Search code examples
pythonnumpyoptimizationscipylmfit

Scipy NNLS using mask


I am performing non-negative least squares using scipy. A trivial example would be as follows:

import numpy as np
from scipy.optimize import nnls

A = np.array([[60, 70, 120, 60],[60, 90, 120, 70]], dtype='float32')
b = np.array([6, 5])
x, res = nnls(A, b)

Now, I have a situation where some entries in A or b can be missing (np.NaN). Something like,

A_2 = A.copy()
A_2[0,2] = np.NaN

Ofcourse, running NNLS on A_2, b will not work as scipy does not expect an inf or nan.

How can we perform NNLS masking out the missing entry from the computation. Effectively, this should translate to

Minimize |(A_2.x- b)[mask]|

where mask can be defined as:

mask = ~np.isnan(A_2)

In general, entries can be missing from both A and b.

Possibly helpful:

[1] How to include constraint to Scipy NNLS function solution so that it sums to 1


Solution

  • I think you can compute the mask first (determine which points you want included) and then perform NNLS. Given the mask

    In []: mask
    Out[]: 
    array([[ True,  True, False,  True],
           [ True,  True,  True,  True]], dtype=bool)
    

    you can verify whether to include a point by checking if all values in a column are True using np.all along the first axis.

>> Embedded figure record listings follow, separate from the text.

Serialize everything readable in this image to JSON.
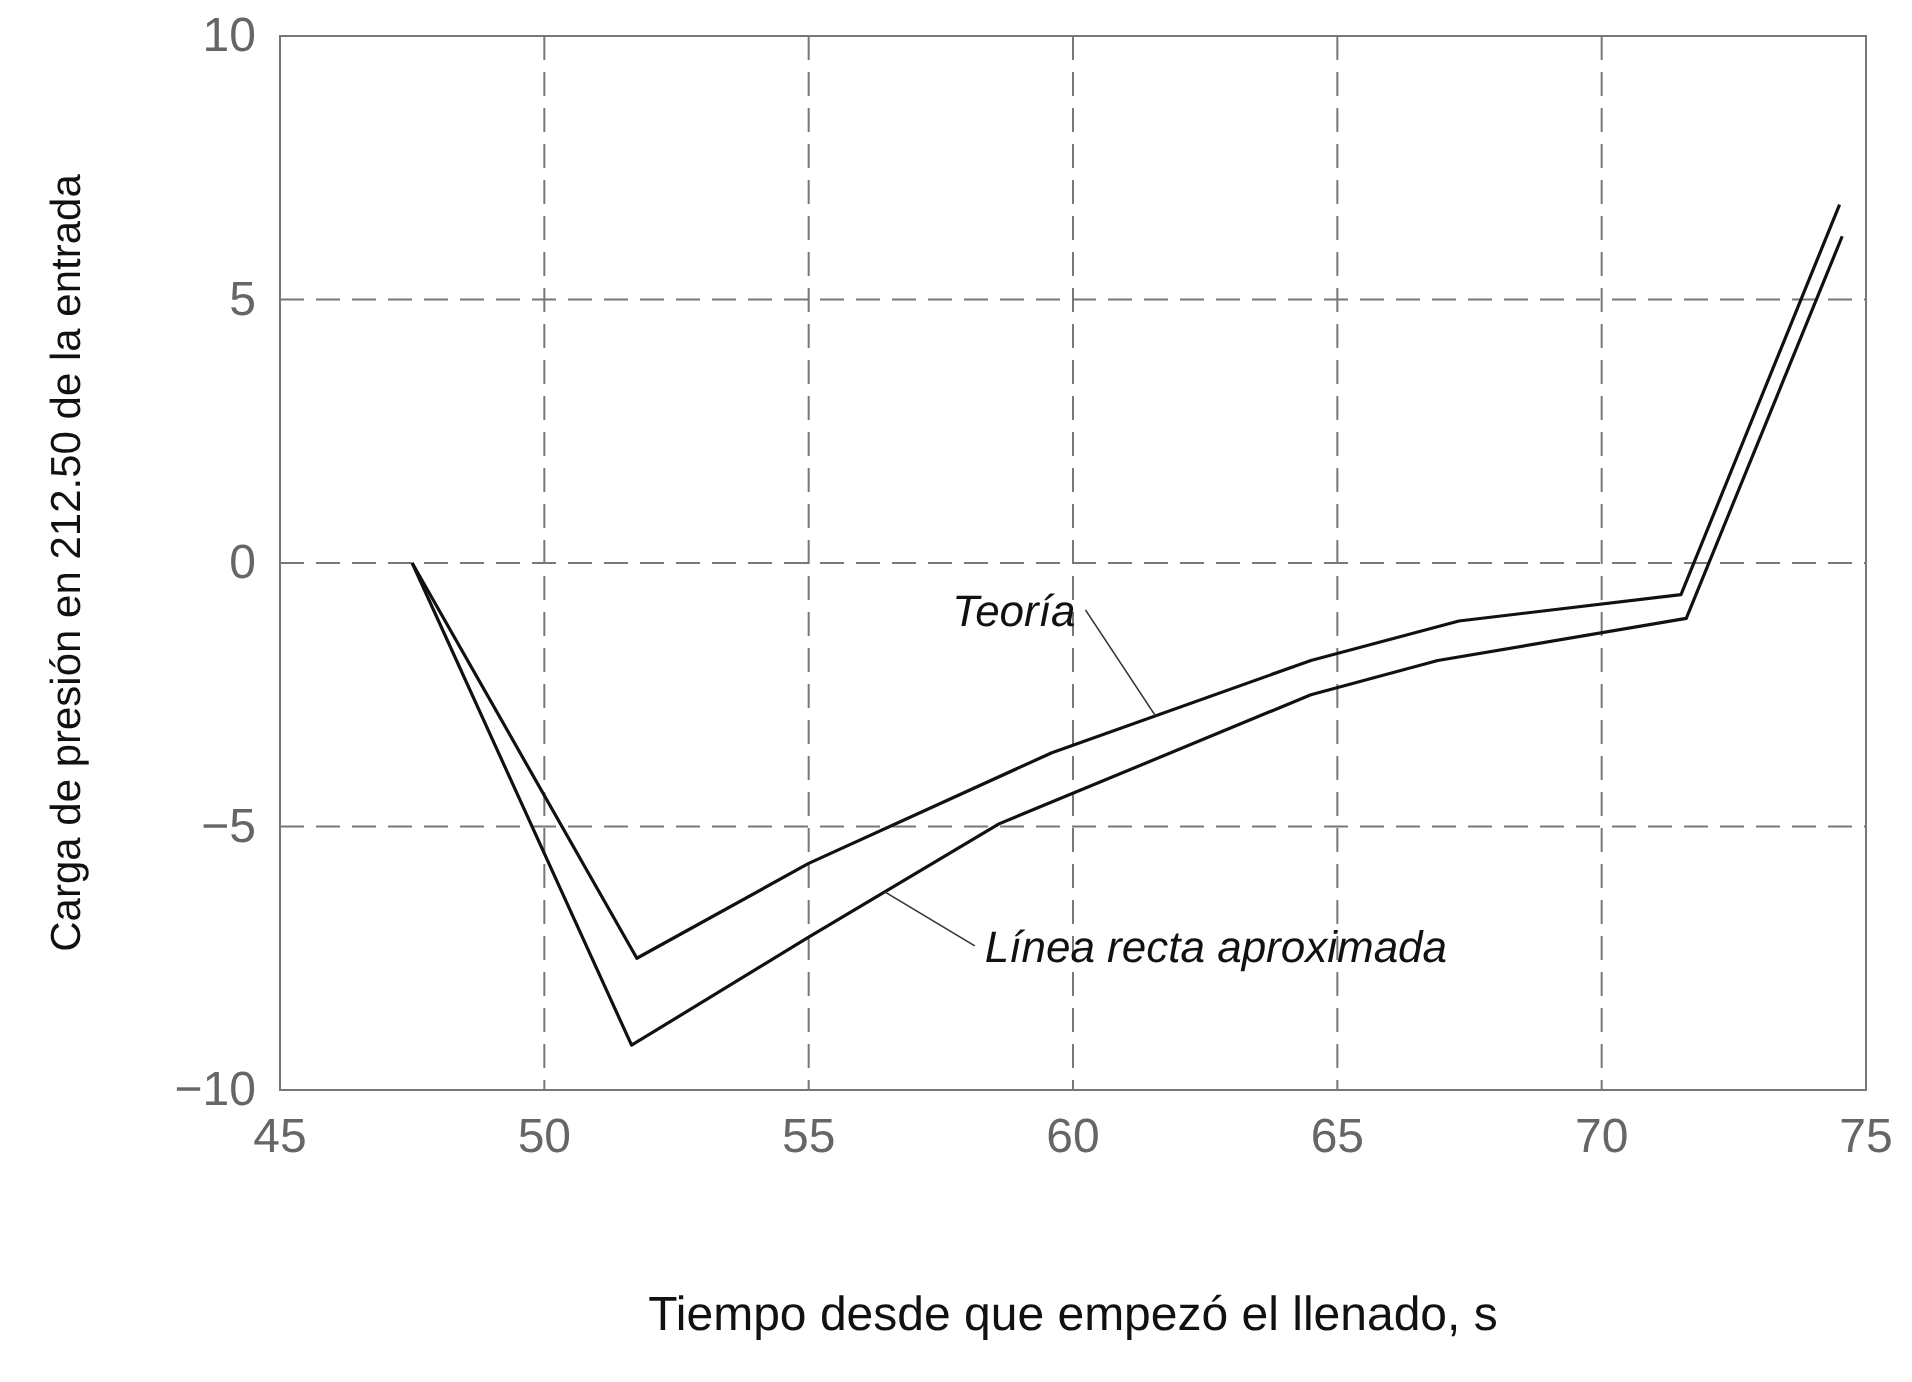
{
  "chart_data": {
    "type": "line",
    "xlabel": "Tiempo desde que empezó el llenado, s",
    "ylabel": "Carga de presión en 212.50 de la entrada",
    "xlim": [
      45,
      75
    ],
    "xticks": [
      45,
      50,
      55,
      60,
      65,
      70,
      75
    ],
    "ylim": [
      -10,
      10
    ],
    "yticks": [
      -10,
      -5,
      0,
      5,
      10
    ],
    "grid": true,
    "legend": false,
    "marker": "none",
    "line_style": "solid",
    "series": [
      {
        "name": "Teoría",
        "color": "#111111",
        "x": [
          47.5,
          51.75,
          55,
          59.6,
          64.5,
          67.3,
          71.5,
          74.5
        ],
        "values": [
          0,
          -7.5,
          -5.7,
          -3.6,
          -1.85,
          -1.1,
          -0.6,
          6.8
        ]
      },
      {
        "name": "Línea recta aproximada",
        "color": "#111111",
        "x": [
          47.5,
          51.65,
          55,
          58.6,
          64.5,
          66.9,
          71.6,
          74.55
        ],
        "values": [
          0,
          -9.15,
          -7.1,
          -4.95,
          -2.5,
          -1.85,
          -1.05,
          6.2
        ]
      }
    ]
  }
}
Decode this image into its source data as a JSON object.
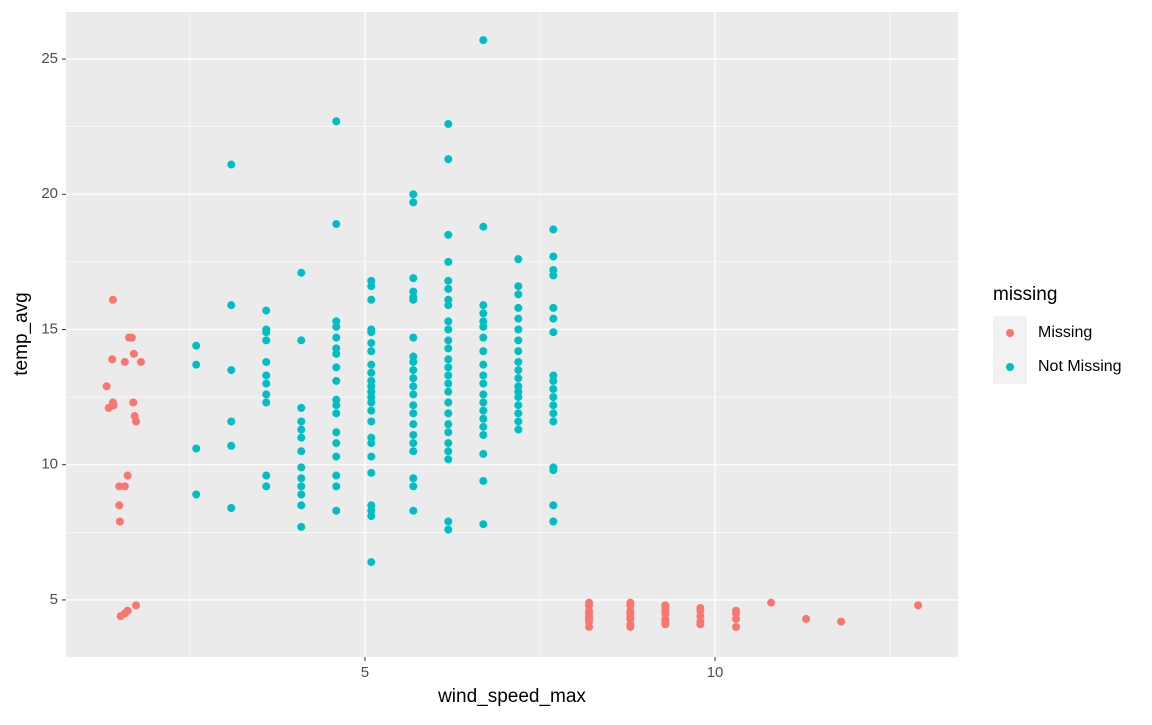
{
  "chart_data": {
    "type": "scatter",
    "x_label": "wind_speed_max",
    "y_label": "temp_avg",
    "legend_title": "missing",
    "legend_position": "right",
    "xlim": [
      0.73,
      13.47
    ],
    "ylim": [
      2.89,
      26.74
    ],
    "xticks": [
      5,
      10
    ],
    "yticks": [
      5,
      10,
      15,
      20,
      25
    ],
    "x_minor_ticks": [
      2.5,
      7.5,
      12.5
    ],
    "y_minor_ticks": [
      7.5,
      12.5,
      17.5,
      22.5
    ],
    "grid": true,
    "series": [
      {
        "name": "Missing",
        "color": "#F8766D",
        "x": [
          1.4,
          1.39,
          1.31,
          1.4,
          1.34,
          1.41,
          1.63,
          1.67,
          1.57,
          1.7,
          1.8,
          1.69,
          1.71,
          1.73,
          1.61,
          1.49,
          1.57,
          1.49,
          1.5,
          1.73,
          1.51,
          1.57,
          1.61,
          8.2,
          8.2,
          8.2,
          8.2,
          8.2,
          8.2,
          8.2,
          8.2,
          8.79,
          8.79,
          8.79,
          8.79,
          8.79,
          8.79,
          8.79,
          8.79,
          9.29,
          9.29,
          9.29,
          9.29,
          9.29,
          9.29,
          9.29,
          9.79,
          9.79,
          9.79,
          9.79,
          9.79,
          10.3,
          10.3,
          10.3,
          10.3,
          10.8,
          11.3,
          11.8,
          12.9
        ],
        "values": [
          16.1,
          13.9,
          12.9,
          12.3,
          12.1,
          12.2,
          14.7,
          14.7,
          13.8,
          14.1,
          13.8,
          12.3,
          11.8,
          11.6,
          9.6,
          9.2,
          9.2,
          8.5,
          7.9,
          4.8,
          4.4,
          4.5,
          4.6,
          4.9,
          4.8,
          4.6,
          4.5,
          4.4,
          4.3,
          4.2,
          4.0,
          4.9,
          4.8,
          4.6,
          4.5,
          4.4,
          4.3,
          4.1,
          4.0,
          4.8,
          4.7,
          4.6,
          4.5,
          4.3,
          4.2,
          4.1,
          4.7,
          4.6,
          4.4,
          4.2,
          4.1,
          4.6,
          4.5,
          4.3,
          4.0,
          4.9,
          4.3,
          4.2,
          4.8
        ]
      },
      {
        "name": "Not Missing",
        "color": "#00BFC4",
        "x": [
          2.59,
          2.59,
          2.59,
          2.59,
          3.09,
          3.09,
          3.09,
          3.09,
          3.09,
          3.09,
          3.59,
          3.59,
          3.59,
          3.59,
          3.59,
          3.59,
          3.59,
          3.59,
          3.59,
          3.59,
          3.59,
          4.09,
          4.09,
          4.09,
          4.09,
          4.09,
          4.09,
          4.09,
          4.09,
          4.09,
          4.09,
          4.09,
          4.09,
          4.09,
          4.59,
          4.59,
          4.59,
          4.59,
          4.59,
          4.59,
          4.59,
          4.59,
          4.59,
          4.59,
          4.59,
          4.59,
          4.59,
          4.59,
          4.59,
          4.59,
          4.59,
          4.59,
          5.09,
          5.09,
          5.09,
          5.09,
          5.09,
          5.09,
          5.09,
          5.09,
          5.09,
          5.09,
          5.09,
          5.09,
          5.09,
          5.09,
          5.09,
          5.09,
          5.09,
          5.09,
          5.09,
          5.09,
          5.09,
          5.09,
          5.09,
          5.09,
          5.69,
          5.69,
          5.69,
          5.69,
          5.69,
          5.69,
          5.69,
          5.69,
          5.69,
          5.69,
          5.69,
          5.69,
          5.69,
          5.69,
          5.69,
          5.69,
          5.69,
          5.69,
          5.69,
          5.69,
          5.69,
          5.69,
          6.19,
          6.19,
          6.19,
          6.19,
          6.19,
          6.19,
          6.19,
          6.19,
          6.19,
          6.19,
          6.19,
          6.19,
          6.19,
          6.19,
          6.19,
          6.19,
          6.19,
          6.19,
          6.19,
          6.19,
          6.19,
          6.19,
          6.19,
          6.19,
          6.19,
          6.19,
          6.69,
          6.69,
          6.69,
          6.69,
          6.69,
          6.69,
          6.69,
          6.69,
          6.69,
          6.69,
          6.69,
          6.69,
          6.69,
          6.69,
          6.69,
          6.69,
          6.69,
          6.69,
          6.69,
          6.69,
          7.19,
          7.19,
          7.19,
          7.19,
          7.19,
          7.19,
          7.19,
          7.19,
          7.19,
          7.19,
          7.19,
          7.19,
          7.19,
          7.19,
          7.19,
          7.19,
          7.19,
          7.19,
          7.69,
          7.69,
          7.69,
          7.69,
          7.69,
          7.69,
          7.69,
          7.69,
          7.69,
          7.69,
          7.69,
          7.69,
          7.69,
          7.69,
          7.69,
          7.69,
          7.69,
          7.69
        ],
        "values": [
          14.4,
          13.7,
          10.6,
          8.9,
          21.1,
          15.9,
          13.5,
          11.6,
          10.7,
          8.4,
          15.7,
          15.0,
          14.9,
          14.6,
          13.8,
          13.3,
          13.0,
          12.6,
          12.3,
          9.6,
          9.2,
          17.1,
          14.6,
          12.1,
          11.6,
          11.3,
          11.0,
          10.5,
          9.9,
          9.5,
          9.2,
          8.9,
          8.5,
          7.7,
          22.7,
          18.9,
          15.3,
          15.1,
          14.7,
          14.3,
          14.1,
          13.6,
          13.1,
          12.4,
          12.2,
          11.9,
          11.2,
          10.8,
          10.3,
          9.6,
          9.2,
          8.3,
          16.8,
          16.6,
          16.1,
          15.0,
          14.9,
          14.5,
          14.2,
          13.7,
          13.4,
          13.1,
          12.9,
          12.7,
          12.5,
          12.3,
          12.0,
          11.6,
          11.0,
          10.8,
          10.3,
          9.7,
          8.5,
          8.3,
          8.1,
          6.4,
          20.0,
          19.7,
          16.9,
          16.4,
          16.2,
          16.1,
          14.7,
          14.0,
          13.8,
          13.5,
          13.2,
          12.9,
          12.6,
          12.2,
          11.9,
          11.5,
          11.1,
          10.8,
          10.5,
          9.5,
          9.2,
          8.3,
          22.6,
          21.3,
          18.5,
          17.5,
          16.8,
          16.5,
          16.1,
          15.9,
          15.3,
          15.0,
          14.6,
          14.3,
          13.9,
          13.6,
          13.3,
          13.0,
          12.7,
          12.3,
          11.9,
          11.5,
          11.2,
          10.8,
          10.5,
          10.2,
          7.9,
          7.6,
          25.7,
          18.8,
          15.9,
          15.6,
          15.3,
          15.1,
          14.7,
          14.2,
          13.7,
          13.3,
          13.0,
          12.6,
          12.3,
          12.0,
          11.7,
          11.4,
          11.1,
          10.4,
          9.4,
          7.8,
          17.6,
          16.6,
          16.3,
          15.8,
          15.4,
          15.0,
          14.6,
          14.2,
          13.8,
          13.5,
          13.2,
          12.9,
          12.7,
          12.5,
          12.2,
          11.9,
          11.6,
          11.3,
          18.7,
          17.7,
          17.2,
          17.0,
          15.8,
          15.4,
          14.9,
          13.3,
          13.1,
          12.8,
          12.5,
          12.2,
          11.9,
          11.6,
          9.9,
          9.8,
          8.5,
          7.9
        ]
      }
    ]
  }
}
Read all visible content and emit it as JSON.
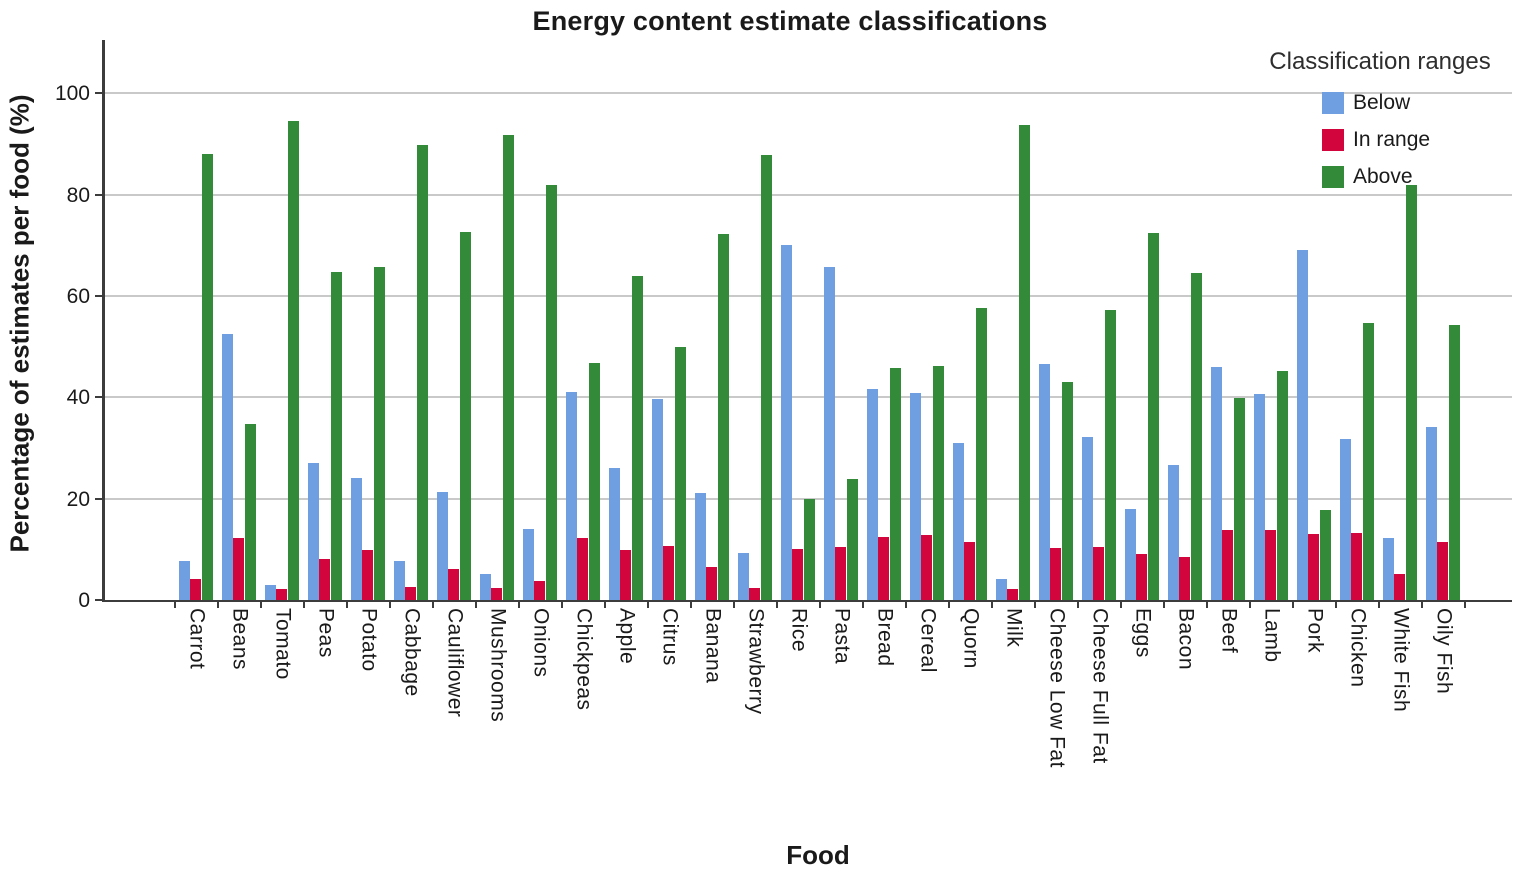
{
  "title": "Energy content estimate classifications",
  "y_axis": {
    "label": "Percentage of estimates per food (%)",
    "ticks": [
      0,
      20,
      40,
      60,
      80,
      100
    ]
  },
  "x_axis": {
    "label": "Food"
  },
  "legend": {
    "title": "Classification ranges",
    "items": [
      {
        "label": "Below",
        "color": "#6f9fe0"
      },
      {
        "label": "In range",
        "color": "#d2063c"
      },
      {
        "label": "Above",
        "color": "#338a38"
      }
    ]
  },
  "colors": {
    "below": "#6f9fe0",
    "in_range": "#d2063c",
    "above": "#338a38",
    "gridline": "#c9c9c9",
    "axis": "#3c3c3c"
  },
  "chart_data": {
    "type": "bar",
    "title": "Energy content estimate classifications",
    "xlabel": "Food",
    "ylabel": "Percentage of estimates per food (%)",
    "ylim": [
      0,
      110
    ],
    "grid": true,
    "legend_position": "top-right",
    "legend_title": "Classification ranges",
    "categories": [
      "Carrot",
      "Beans",
      "Tomato",
      "Peas",
      "Potato",
      "Cabbage",
      "Cauliflower",
      "Mushrooms",
      "Onions",
      "Chickpeas",
      "Apple",
      "Citrus",
      "Banana",
      "Strawberry",
      "Rice",
      "Pasta",
      "Bread",
      "Cereal",
      "Quorn",
      "Milk",
      "Cheese Low Fat",
      "Cheese Full Fat",
      "Eggs",
      "Bacon",
      "Beef",
      "Lamb",
      "Pork",
      "Chicken",
      "White Fish",
      "Oily Fish"
    ],
    "series": [
      {
        "name": "Below",
        "color": "#6f9fe0",
        "values": [
          7.7,
          52.5,
          3.0,
          27.0,
          24.0,
          7.7,
          21.3,
          5.2,
          14.1,
          41.0,
          26.0,
          39.7,
          21.2,
          9.3,
          70.0,
          65.8,
          41.7,
          40.8,
          31.0,
          4.1,
          46.6,
          32.2,
          17.9,
          26.6,
          46.0,
          40.7,
          69.0,
          31.7,
          12.3,
          34.2
        ]
      },
      {
        "name": "In range",
        "color": "#d2063c",
        "values": [
          4.2,
          12.3,
          2.2,
          8.1,
          9.8,
          2.5,
          6.1,
          2.4,
          3.8,
          12.3,
          9.9,
          10.6,
          6.5,
          2.4,
          10.0,
          10.4,
          12.5,
          12.9,
          11.5,
          2.1,
          10.2,
          10.5,
          9.0,
          8.5,
          13.8,
          13.8,
          13.0,
          13.2,
          5.1,
          11.5
        ]
      },
      {
        "name": "Above",
        "color": "#338a38",
        "values": [
          88.1,
          34.8,
          94.6,
          64.8,
          65.8,
          89.7,
          72.6,
          91.8,
          82.0,
          46.8,
          64.0,
          49.9,
          72.2,
          87.8,
          19.9,
          23.8,
          45.8,
          46.1,
          57.6,
          93.7,
          43.0,
          57.3,
          72.4,
          64.5,
          39.9,
          45.1,
          17.7,
          54.7,
          81.9,
          54.3
        ]
      }
    ]
  }
}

    In []: np.all(mask, axis=0)
    Out[]: array([ True,  True, False,  True], dtype=bool)
    

    This can then be used as a column mask for A.

    In []: nnls(A_2[:,np.all(mask, axis=0)], b)
    Out[]: (array([ 0.09166667,  0.        ,  0.        ]), 0.7071067811865482)
    

    The same idea can be used for b to construct a row mask.